Published online May 21, 2019. doi: 10.3748/wjg.v25.i19.2383
Peer-review started: February 6, 2019
First decision: March 5, 2019
Revised: March 20, 2019
Accepted: March 29, 2019
Article in press: March 30, 2019
Published online: May 21, 2019
Colorectal cancer (CRC) is the third most common cancer worldwide and the fourth leading cause of cancer-related death. The majority of cancers are still diagnosed after symptomatic presentation, and the quantitative faecal immunochemical test for haemoglobin (FIT) has been revealed to be more accurate for the detection of CRC than multiple clinical referral criteria in symptomatic patients referred for colonoscopy. Hence, The National Institute for Health and Care Excellence (NICE) has recently issued referral guidance for suspected CCR in which FIT is recommended for certain low risk symptomatic patients using a 10 µg Hb/g faeces threshold.
Although NICE recommendation applies only to patients with low risk symptoms in primary care, the studies done to date were mainly concerned with patients who had already been referred to secondary care and were not only concerned with patients with low risk symptoms. Thus, further work is required to find out if FIT´s ability to rule out CRC may change through the broad spectrum of symptomatic patients.
We aimed to systematically review the literature for published studies out of CRC screening programme setting, to compare FIT accuracy for CRC detection in different clinical spectrum through a meta-analysis. Secondary goal included assessing the usefulness of FIT to detect significant colonic lesions (SCLs) in symptomatic patients.

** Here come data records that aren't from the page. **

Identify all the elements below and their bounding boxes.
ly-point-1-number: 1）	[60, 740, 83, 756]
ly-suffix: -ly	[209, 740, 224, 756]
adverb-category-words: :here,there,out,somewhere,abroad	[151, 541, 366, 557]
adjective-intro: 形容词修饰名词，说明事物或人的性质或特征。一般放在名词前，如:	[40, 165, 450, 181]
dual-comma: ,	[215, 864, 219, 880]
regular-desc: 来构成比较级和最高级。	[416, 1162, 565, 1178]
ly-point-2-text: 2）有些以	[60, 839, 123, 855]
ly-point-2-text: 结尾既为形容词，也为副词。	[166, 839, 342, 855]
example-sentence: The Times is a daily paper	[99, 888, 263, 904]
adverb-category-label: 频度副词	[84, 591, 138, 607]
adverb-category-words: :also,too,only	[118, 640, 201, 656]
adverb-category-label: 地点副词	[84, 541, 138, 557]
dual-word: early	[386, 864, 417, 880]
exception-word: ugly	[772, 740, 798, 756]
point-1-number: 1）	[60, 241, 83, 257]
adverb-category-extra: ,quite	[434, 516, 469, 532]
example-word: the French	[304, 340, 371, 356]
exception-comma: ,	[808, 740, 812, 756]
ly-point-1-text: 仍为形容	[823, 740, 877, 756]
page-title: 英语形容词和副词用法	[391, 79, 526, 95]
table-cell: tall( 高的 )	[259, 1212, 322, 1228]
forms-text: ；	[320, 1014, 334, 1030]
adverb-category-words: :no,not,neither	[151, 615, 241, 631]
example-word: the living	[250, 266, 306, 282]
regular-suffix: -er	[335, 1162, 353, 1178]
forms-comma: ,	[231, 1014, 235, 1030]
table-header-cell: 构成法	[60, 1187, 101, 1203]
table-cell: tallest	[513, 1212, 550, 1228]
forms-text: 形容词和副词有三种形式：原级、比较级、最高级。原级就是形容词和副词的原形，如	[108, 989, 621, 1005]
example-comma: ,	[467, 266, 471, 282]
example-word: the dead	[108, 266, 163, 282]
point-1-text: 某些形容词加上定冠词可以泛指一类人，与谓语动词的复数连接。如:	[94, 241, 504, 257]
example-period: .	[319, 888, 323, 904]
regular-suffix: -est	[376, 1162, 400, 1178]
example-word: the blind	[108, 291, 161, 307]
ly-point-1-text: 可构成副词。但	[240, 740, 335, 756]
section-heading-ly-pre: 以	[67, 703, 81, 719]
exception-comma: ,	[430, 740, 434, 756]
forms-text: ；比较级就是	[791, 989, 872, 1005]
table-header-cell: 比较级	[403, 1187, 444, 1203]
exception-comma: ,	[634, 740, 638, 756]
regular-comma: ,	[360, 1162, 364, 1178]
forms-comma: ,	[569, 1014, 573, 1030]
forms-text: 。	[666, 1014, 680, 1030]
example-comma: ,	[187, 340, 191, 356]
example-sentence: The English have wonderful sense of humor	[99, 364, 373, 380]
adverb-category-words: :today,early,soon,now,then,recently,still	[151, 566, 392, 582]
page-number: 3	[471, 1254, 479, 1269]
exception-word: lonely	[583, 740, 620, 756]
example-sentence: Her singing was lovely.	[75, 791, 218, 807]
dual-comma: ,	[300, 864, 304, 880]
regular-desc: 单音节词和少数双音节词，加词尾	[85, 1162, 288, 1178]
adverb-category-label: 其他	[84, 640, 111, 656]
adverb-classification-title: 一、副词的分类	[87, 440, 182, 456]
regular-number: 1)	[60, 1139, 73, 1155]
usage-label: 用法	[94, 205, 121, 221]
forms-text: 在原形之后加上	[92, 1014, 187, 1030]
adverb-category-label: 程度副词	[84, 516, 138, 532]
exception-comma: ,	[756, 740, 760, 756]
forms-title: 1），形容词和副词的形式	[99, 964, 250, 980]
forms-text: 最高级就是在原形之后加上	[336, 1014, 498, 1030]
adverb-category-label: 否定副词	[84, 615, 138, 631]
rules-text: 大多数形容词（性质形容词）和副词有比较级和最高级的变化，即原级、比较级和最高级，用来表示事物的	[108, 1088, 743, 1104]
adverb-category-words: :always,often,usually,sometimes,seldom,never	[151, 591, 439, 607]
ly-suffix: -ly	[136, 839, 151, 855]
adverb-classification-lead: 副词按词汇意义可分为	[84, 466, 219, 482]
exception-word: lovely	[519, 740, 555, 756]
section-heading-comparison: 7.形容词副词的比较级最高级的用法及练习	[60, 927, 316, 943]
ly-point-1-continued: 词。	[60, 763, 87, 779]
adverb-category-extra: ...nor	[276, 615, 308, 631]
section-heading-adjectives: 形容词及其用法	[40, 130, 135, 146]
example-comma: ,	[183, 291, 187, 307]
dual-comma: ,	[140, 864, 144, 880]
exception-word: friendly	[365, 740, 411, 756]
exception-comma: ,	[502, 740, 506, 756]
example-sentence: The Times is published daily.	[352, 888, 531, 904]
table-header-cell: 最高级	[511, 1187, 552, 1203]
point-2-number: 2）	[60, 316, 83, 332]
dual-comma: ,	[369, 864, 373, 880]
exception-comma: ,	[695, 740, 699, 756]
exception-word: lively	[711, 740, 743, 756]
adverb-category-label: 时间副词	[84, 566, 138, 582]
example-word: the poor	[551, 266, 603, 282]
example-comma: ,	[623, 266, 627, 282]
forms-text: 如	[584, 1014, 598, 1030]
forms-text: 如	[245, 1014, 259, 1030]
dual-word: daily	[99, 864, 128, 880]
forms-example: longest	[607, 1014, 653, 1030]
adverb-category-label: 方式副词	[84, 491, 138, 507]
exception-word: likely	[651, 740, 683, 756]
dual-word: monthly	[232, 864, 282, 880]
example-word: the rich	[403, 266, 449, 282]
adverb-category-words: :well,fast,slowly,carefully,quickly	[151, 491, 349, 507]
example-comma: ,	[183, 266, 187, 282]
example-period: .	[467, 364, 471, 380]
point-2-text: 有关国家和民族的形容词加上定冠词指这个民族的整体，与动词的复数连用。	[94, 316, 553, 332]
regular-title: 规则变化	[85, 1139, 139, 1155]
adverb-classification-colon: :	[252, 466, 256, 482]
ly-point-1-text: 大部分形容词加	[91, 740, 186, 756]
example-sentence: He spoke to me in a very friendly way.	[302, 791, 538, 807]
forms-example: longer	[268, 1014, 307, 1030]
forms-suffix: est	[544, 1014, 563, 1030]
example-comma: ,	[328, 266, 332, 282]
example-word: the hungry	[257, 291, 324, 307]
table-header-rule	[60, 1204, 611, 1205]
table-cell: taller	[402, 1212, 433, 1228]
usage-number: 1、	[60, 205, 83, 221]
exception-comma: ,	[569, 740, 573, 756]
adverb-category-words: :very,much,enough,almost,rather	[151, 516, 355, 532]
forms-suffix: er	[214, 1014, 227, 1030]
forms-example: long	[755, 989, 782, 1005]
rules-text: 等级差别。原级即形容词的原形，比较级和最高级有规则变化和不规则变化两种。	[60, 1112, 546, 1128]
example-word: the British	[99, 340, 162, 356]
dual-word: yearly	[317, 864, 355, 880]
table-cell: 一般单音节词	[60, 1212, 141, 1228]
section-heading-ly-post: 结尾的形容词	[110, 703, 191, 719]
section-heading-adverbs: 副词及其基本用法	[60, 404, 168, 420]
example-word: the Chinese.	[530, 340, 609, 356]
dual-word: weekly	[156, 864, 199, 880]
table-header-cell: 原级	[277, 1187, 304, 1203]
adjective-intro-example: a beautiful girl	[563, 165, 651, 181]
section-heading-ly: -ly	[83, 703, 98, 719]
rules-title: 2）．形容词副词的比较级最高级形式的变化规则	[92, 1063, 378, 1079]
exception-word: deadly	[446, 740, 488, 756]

We performed an electronic search in MEDLINE and EMBASE databases (from database inception to May 2018) using a sensitive search of “FIT for CRC” narrowing our search to prospective cohort studies performed on adult patients when at least a fraction of symptomatic patients was included. To identify further relevant studies, we checked the reference lists of all articles extracted. We classified studies on the basis of brand and threshold of faecal haemoglobin (f-Hb) concentration for a positive test result to limit heterogeneity. Finally, a bivariate model was fitted for subgroups defined by CRC prevalence and percentage of symptoms, for direct comparison between them.
We identified fourteen studies that matched the search criteria, and individual unpublished data from cohorts included in the COLONPREDICT study were also used enrolling 10400 patients using OC-Sensor® at the f-Hb cut-off of 10 mg Hb/g faeces. Pooled estimates of sensitivity for studies formed solely by symptomatic patients (94.1%) were significantly higher than for mixed cohorts (85.5%), while there were no statistically significant differences between pooled sensitivity of studies with different CRC prevalence (< 2.5% and ≥ 2.5%). At the same threshold, OC-Sensor® sensitivity to rule out any SCL was 78.6%.
This meta-analysis suggests that FIT sensitivity to detect CRC is higher in studies solely including symptomatic patients irrespective of CRC prevalence, but may not be sensitive enough to rule out all SCLs. We hypothesize that differences between both groups could be justified due to cohorts solely including symptomatic patients could present a higher percentage of symptoms related to higher amounts of f-Hb as rectal bleeding or diarrhoea, but the study design is not suitable to prove this hypothesis.
More data are warranted in order to compare FIT accuracy for CRC detection in patients with different clinical spectrum, to identify a subgroup of symptomatic patients where FIT can safely rule out CRC. Future prospective cohort studies solely concerned with patients consulting for low risk symptoms and stratifying by sex and age could help to get this aim.